When We Were Orphans Summary
A high-quality summary of Kazuo Ishiguro´s book When We Were Orphans, including chapter details and analysis of the main themes of the original book.
About the original When We Were Orphans book:
When We Were Orphans is a novel by Kazuo Ishiguro, a renowned Japanese-British writer who first published it in the UK in 2000. The historical book, set mostly in 1930s England and Shanghai, is structurally ambitious and has aspects of detective fiction. The story revolves around a man’s childhood memories and current detective work in pursuit of his missing parents, while also giving a broad picture of social structures in China and the United Kingdom during the first half of the twentieth century. In the United Kingdom, the novel was shortlisted for the prestigious Booker Prize.
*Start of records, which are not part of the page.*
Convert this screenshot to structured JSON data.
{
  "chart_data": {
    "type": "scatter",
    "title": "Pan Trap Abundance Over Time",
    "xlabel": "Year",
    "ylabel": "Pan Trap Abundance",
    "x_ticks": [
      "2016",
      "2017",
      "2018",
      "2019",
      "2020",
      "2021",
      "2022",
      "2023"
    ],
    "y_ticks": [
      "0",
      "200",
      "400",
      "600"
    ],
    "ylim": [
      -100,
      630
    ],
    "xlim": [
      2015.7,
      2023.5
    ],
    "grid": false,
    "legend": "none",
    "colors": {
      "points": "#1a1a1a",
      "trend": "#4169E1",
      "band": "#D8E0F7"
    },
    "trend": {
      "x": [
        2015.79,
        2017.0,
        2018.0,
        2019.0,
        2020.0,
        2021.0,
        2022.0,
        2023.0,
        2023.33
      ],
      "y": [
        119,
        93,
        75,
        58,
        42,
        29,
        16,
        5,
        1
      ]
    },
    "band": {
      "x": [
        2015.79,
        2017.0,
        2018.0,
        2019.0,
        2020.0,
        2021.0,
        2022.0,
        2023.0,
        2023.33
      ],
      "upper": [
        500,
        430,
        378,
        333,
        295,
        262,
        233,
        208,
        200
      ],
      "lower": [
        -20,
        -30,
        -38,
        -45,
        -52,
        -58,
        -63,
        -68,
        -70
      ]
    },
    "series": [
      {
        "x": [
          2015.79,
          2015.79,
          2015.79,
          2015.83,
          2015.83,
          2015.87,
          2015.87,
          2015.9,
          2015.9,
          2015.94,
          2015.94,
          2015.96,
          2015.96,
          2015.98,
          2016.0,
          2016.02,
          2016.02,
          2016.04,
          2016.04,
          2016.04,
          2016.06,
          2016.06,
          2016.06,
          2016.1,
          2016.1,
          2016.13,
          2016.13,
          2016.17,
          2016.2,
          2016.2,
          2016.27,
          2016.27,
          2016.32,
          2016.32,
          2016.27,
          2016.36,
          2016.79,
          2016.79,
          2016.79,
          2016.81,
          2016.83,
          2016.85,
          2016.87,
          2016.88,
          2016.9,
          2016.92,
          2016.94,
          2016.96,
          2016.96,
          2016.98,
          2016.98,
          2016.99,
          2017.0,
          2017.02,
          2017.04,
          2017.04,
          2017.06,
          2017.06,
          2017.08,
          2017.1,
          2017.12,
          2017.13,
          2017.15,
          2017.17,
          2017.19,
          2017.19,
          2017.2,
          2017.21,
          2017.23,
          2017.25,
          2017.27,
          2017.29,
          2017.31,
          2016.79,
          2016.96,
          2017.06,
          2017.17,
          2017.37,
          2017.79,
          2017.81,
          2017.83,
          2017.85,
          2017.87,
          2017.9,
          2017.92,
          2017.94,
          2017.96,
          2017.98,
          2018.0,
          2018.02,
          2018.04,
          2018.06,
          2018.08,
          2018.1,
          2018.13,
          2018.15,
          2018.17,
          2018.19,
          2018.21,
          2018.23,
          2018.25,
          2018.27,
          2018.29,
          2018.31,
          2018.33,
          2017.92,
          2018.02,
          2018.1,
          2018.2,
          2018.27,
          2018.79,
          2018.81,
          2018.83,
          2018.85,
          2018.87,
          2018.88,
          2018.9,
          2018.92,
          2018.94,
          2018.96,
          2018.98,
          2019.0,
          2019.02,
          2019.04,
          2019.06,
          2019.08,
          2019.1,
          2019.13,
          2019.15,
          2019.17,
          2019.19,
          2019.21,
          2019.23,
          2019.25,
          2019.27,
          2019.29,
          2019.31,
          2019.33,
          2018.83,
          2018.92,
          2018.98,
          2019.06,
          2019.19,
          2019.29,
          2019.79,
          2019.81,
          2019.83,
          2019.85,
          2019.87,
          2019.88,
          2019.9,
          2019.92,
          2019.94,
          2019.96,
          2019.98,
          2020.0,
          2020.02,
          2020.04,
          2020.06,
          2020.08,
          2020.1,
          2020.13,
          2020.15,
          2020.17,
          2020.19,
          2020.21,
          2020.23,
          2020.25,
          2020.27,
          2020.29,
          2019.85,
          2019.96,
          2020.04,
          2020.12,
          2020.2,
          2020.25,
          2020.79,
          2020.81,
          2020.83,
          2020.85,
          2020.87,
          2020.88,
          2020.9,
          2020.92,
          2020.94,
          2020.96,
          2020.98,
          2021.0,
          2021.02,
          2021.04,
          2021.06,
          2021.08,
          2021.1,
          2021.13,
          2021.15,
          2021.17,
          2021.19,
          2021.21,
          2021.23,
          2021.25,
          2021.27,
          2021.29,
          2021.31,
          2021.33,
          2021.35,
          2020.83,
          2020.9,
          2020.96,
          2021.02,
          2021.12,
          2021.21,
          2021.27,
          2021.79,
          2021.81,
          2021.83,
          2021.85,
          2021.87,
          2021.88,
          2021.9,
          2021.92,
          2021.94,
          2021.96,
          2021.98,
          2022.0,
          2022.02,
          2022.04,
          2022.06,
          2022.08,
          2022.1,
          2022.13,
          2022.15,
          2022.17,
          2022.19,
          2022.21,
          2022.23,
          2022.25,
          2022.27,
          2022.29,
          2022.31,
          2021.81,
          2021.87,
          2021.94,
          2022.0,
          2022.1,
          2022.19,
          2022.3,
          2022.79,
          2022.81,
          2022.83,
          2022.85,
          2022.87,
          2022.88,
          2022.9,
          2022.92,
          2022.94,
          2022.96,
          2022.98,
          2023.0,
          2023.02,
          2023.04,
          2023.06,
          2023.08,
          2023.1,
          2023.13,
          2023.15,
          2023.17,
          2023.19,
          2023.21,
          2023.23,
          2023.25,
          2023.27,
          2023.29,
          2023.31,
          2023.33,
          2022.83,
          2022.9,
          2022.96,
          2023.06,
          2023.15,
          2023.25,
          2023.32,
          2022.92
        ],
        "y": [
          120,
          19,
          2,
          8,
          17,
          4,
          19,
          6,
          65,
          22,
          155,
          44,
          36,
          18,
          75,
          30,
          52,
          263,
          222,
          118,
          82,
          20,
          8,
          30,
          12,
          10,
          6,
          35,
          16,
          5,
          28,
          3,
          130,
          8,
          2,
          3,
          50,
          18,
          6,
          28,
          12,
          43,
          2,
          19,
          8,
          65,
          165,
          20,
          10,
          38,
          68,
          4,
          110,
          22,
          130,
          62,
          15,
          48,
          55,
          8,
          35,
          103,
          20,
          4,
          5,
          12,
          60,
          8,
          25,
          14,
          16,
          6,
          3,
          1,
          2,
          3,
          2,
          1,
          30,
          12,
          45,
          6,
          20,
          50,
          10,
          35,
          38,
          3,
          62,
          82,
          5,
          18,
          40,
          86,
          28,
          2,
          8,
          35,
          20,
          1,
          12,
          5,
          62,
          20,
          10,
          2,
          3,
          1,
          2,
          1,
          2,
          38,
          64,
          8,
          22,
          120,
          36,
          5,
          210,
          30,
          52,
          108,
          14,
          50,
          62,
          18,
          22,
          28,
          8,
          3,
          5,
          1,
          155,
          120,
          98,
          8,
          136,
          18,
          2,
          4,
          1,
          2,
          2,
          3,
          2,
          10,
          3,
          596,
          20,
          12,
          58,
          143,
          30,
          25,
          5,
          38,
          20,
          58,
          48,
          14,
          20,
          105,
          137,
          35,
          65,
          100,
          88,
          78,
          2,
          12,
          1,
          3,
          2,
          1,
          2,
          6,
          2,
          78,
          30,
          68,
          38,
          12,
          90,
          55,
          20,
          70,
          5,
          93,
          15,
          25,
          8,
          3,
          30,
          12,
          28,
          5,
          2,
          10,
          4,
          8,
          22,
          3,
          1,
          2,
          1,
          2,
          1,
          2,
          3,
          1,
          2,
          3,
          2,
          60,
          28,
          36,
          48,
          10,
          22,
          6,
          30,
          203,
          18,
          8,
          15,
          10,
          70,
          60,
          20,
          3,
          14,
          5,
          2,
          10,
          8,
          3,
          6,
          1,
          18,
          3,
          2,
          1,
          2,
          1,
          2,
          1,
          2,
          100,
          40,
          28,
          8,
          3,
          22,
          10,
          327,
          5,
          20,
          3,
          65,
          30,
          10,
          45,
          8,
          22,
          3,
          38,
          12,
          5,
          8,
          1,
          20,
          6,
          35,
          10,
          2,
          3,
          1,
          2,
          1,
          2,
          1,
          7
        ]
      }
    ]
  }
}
Kazuo Ishiguro (1954-) is a prominent English-language author who was awarded the Nobel Prize for Literature in 2017. He has eight books and countless short pieces to his credit. He was born in Nagasaki, Japan, to Japanese parents, and migrated to the United Kingdom at the age of five. Memory, social class, history, political intrigue, and philosophy are all themes in his writing. He has also received the Booker Prize and the Golden Plaque from the American Academy of Achievement, as well as been knighted by Queen Elizabeth II for his services to writing.
The Faber and Faber version of the novel used for this study guide was published in the United Kingdom in 2001.
When We Were Orphans Plot
In 1930s England, Christopher Banks is a young investigator who is steadily gaining a name. In a flashback, we discover that he grew up in the International Settlement in Shanghai. His father works for a well-known European firm that handles opium imports into China. His mother is a vocal opponent of the opium trade.
When Banks is nine years old, both of his parents vanish, and her mother’s business partner, Uncle Philip, sends the kid to England for schooling. Christopher says goodbye to his only buddy, a Japanese youngster named Akira, and begins a new life in a strange nation.
He meets Sarah Hemmings, an orphan like him who aspires to marry a man who can transform the world, in the present. She marries Sir Cecil Medhurst, a considerably older man who claims to assist negotiate peace in China during the Second Sino-Japanese War, but fails and falls victim to drinking and gambling.
Banks returns to Shanghai, intent on solving the mystery behind his parents’ disappearance. He meets Grayson, Head of Protocol, and MacDonald, who he assumes is a British Secret Service operative. Both men are unhelpful to Banks’ research and refuse to see the Yellow Snake, a prominent traitor among China’s communist rebels who, according to Banks, may aid his mission.
Sarah urges Banks to elope to Macao with her and start a new life with her. He accepts, but a hint to his parents’ likely location diverts his attention; it’s a house in the heart of a warzone. Banks abandons Sarah and start on a nightmare odyssey through the Shanghai slums’ ruined warrens, where he meets a Japanese soldier whom he believes is the adult Akira.
He discovers his parents’ residence, but they are nowhere to be found. Banks finds that Grayson is a Secret Service agent after returning to the British embassy, and he sets up a meeting with the Yellow Snake, who turns out to be Uncle Philip.
Banks’ father was never abducted, according to Uncle Phillip, but he did leave the family for his mistress and died of typhoid in Singapore. His mother insulted Wang Ku, a Chinese warlord Philip was wooing to assist in the fight against opium smuggling. Wang Ku kidnapped Banks’ mother and tortured her into obedience as his concubine.
Banks learns of his mother’s location twenty years later: she is in a Hong Kong facility, and she does not recognize her son when he visits with his adoptive protégée, Jennifer, but she remembers him as a youngster, and Banks realizes she still loves and wants to protect that child. After learning of Sarah’s death in Malaya, Banks accepts a life devoid of adventure and intrigue.